By Sahar Chmais
CORRECTION: The event will be on Saturday, June 19, not Sunday.
Buda will host its second annual Juneteenth celebration on Sunday, June 19, so community members can commemorate the day slaves in Texas gained their freedom.
Last year, the city hosted a parade to comply with COVID-19 mandates, but this year the celebration will be more interactive. Residents will meet at the Buda City Park Pavillion from 10 a.m. to 2 p.m. to listen to music, partake in activities and eat food in an outdoor setting.
Juneteenth is known as an independence day that commemorates the announcement of the abolition of slavery in Texas and other former confederate states on June 19, 1865. This came nearly two years after slaves in the U.S. gained their freedom. The Texas Legislature was the first state to establish Juneteenth as a holiday of significance in the late 1970s and made it a state holiday in 1980.
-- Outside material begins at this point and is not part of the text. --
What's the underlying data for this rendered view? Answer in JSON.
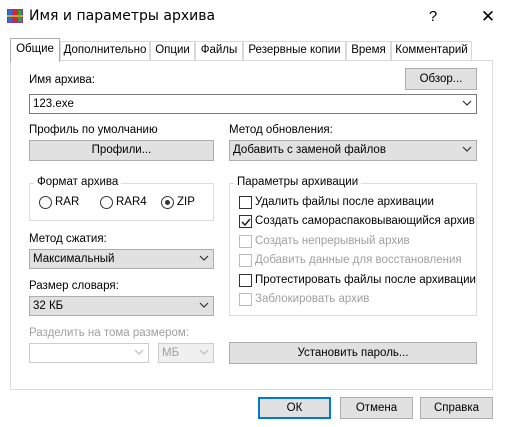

Buda was ground to this piece of history as it is home to the Antioch Colony, a rural African-American community built by freed slaves in 1870. On Feb. 1, 1859, Joseph F. Rowley and his family emigrated from California to Texas and purchased 490 acres near Onion Creek. He sold tracts of the property to former slaves after the Civil War, which helped them establish a farming settlement.
Buda hosted its first Juneteenth celebration in 2020 bringing a message of peace and establishing tradition. Residents of all ages joined the parade with banners, music and lively chatter. Minnie Nelson and Winnie Moyer, descendants of the Antioch Colony’s early settlers, also joined and discussed their roots in Buda.